それは、切ない。なんと切ない生き様だろう。
「神様はそうして何千年も」
「そうさ。秋に目覚めて米を食うだけの毎日だ」
「寂しくは?」
「時にはな。しかし今は寂しくないぞ。フウキがある。人の子と話をして飯を食うのは楽しいな」
飯はできたか。と神様がせかした。せかされるまま、蓋をあければ、白い粥が土鍋の底に揺れている
卵をひとつ取り出して、さっと割り入れる。塩をふって、軽くまぜる。再び蓋をして、数秒。
そうっとあけると、黄色の渦がまく粥ができていた。
「お粥だよ……ただし、中華粥」
今回の粥は和風ではない。生米を胡麻油で炒めて煮込む中華スタイルだ。だから、米はほろほろと崩れ汁には薄い油の膜が張っている。
「米が割れているだろ、これ米の花っていうんだって」
「綺麗だな」
土鍋ごと机に乗せ、粥をよそって差し出せば病人より先に神様がそれをすする。
「ん。ん」
白い湯気が彼女の顔を隠す。が、その向こうにうれしそうな神様のうめき声が聞こえた。
「とけた!」
米がとけたぞ、と驚くように彼女はいうのだ。そういえば、粥を作ったのははじめてのことである。
「……おいしい」
風樹もつられて、一口。あつあつで柔らかい。ここまで徹底的に米をいじめると、米は内部にためた水分を放流し、柔らかくなるのだ。歯も必要ない。押しつぶすだけで、とろとろととけていく。
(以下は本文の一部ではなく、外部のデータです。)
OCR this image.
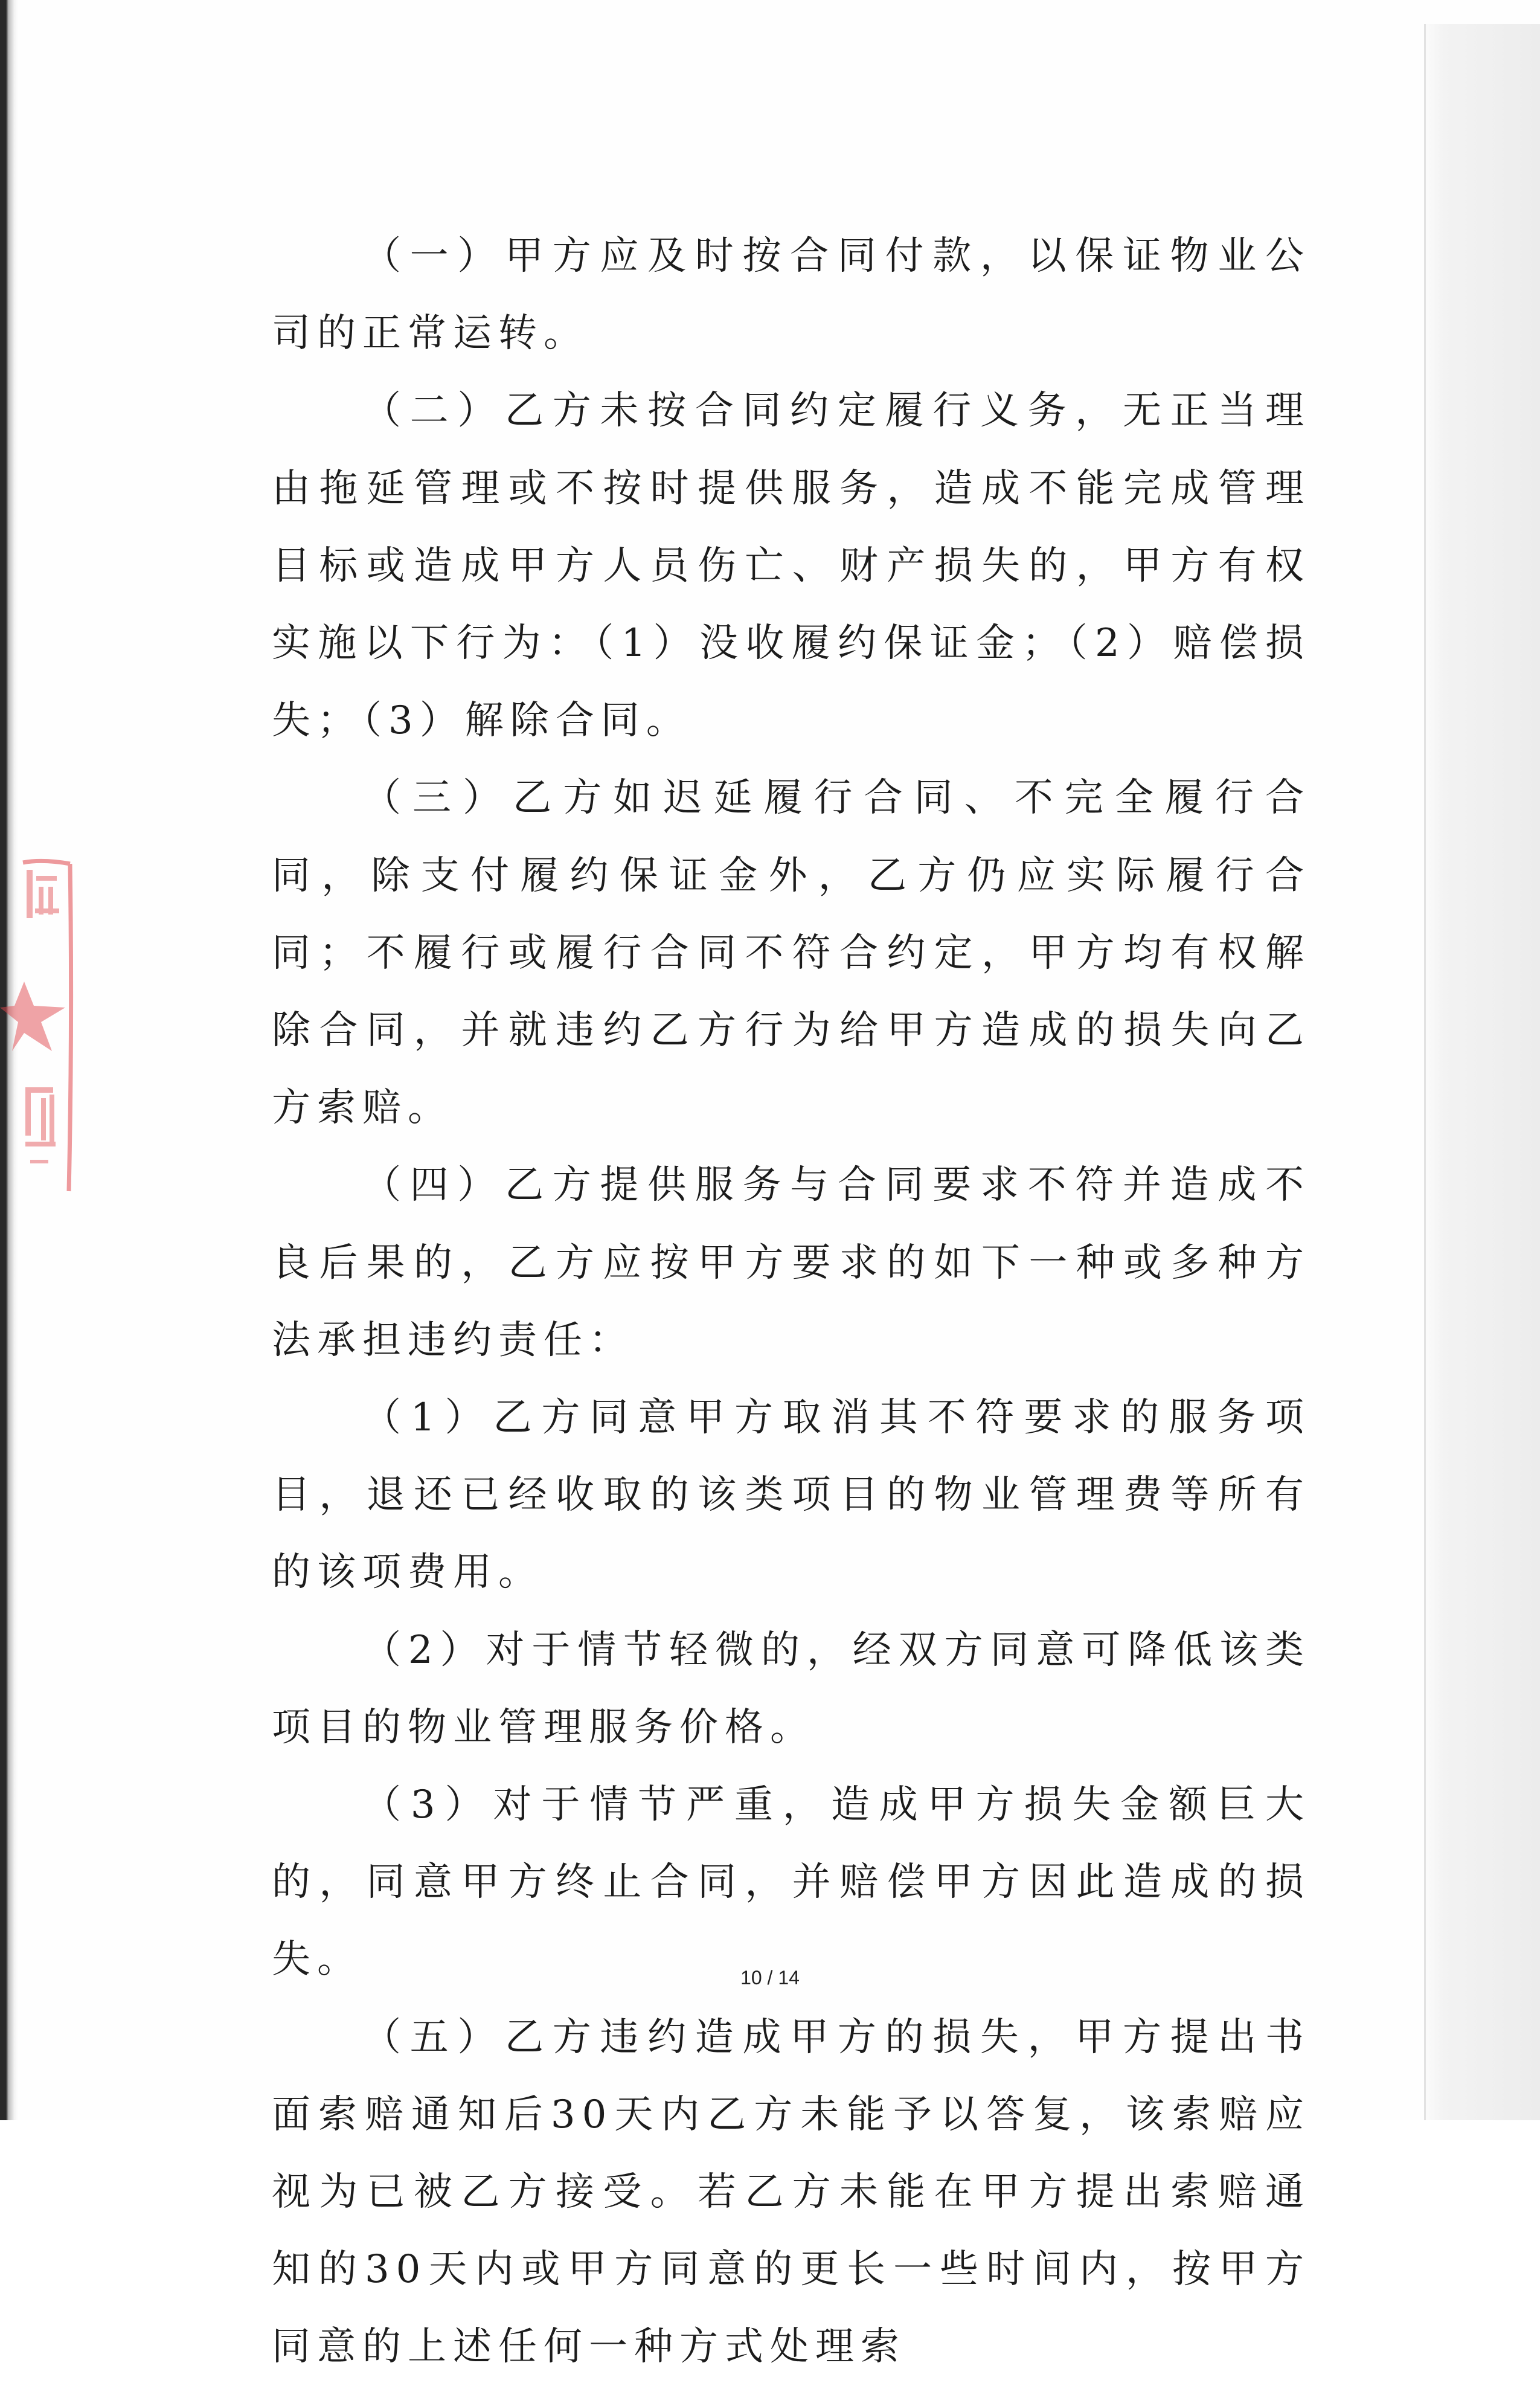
（一）甲方应及时按合同付款，以保证物业公司的正常运转。

（二）乙方未按合同约定履行义务，无正当理由拖延管理或不按时提供服务，造成不能完成管理目标或造成甲方人员伤亡、财产损失的，甲方有权实施以下行为：（1）没收履约保证金；（2）赔偿损失；（3）解除合同。

（三）乙方如迟延履行合同、不完全履行合同，除支付履约保证金外，乙方仍应实际履行合同；不履行或履行合同不符合约定，甲方均有权解除合同，并就违约乙方行为给甲方造成的损失向乙方索赔。

（四）乙方提供服务与合同要求不符并造成不良后果的，乙方应按甲方要求的如下一种或多种方法承担违约责任：

（1）乙方同意甲方取消其不符要求的服务项目，退还已经收取的该类项目的物业管理费等所有的该项费用。

（2）对于情节轻微的，经双方同意可降低该类项目的物业管理服务价格。

（3）对于情节严重，造成甲方损失金额巨大的，同意甲方终止合同，并赔偿甲方因此造成的损失。

（五）乙方违约造成甲方的损失，甲方提出书面索赔通知后30天内乙方未能予以答复，该索赔应视为已被乙方接受。若乙方未能在甲方提出索赔通知的30天内或甲方同意的更长一些时间内，按甲方同意的上述任何一种方式处理索

10 / 14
米は水でできている。とよく聞くが、それは本当のことだった。こんなにも、水になじむ。
時折流れ込む卵の濃さがまたよかった。
熱で疲れた体に、米のうまみがしみじみと広がっていく。
「……だからなフウキ、できるだけ長く生きろ」
最後の一口をすすり込み、神様はどこかしんみりという。
「私から楽しみを奪うな。お前という楽しみを」
彼女はこれまで、何千人もの神饌を受け、その何千人と別れてきたのだ。記憶をとかしてなお、それは彼女の奥底に何かの闇を残しているのだろう。
両親の姿や声を忘れて腹の底が冷えていく、風樹と同じ感覚を神様も味わっているのかもしれない。
……きっとそうだ。そうに違いない。なぜか納得して、風樹は熱い粥をすする。
神饌の間だけは、腹が冷えない。二人の間に流れる湯気が、風樹の腹の底を暖めてくれている。そんな気がする。
「寿命とか……神様の力でなんとかならないの」
「米の神に無茶をいうな。職分は越えられん……もういっぱい、いただこうか」
神様は大仰にそう言って、肩をすくめる。
茶碗にそそがれた粥は、ゆっくりと湯気を上げて秋の冷たい空気にあたたかい湿度をまき散らしていった。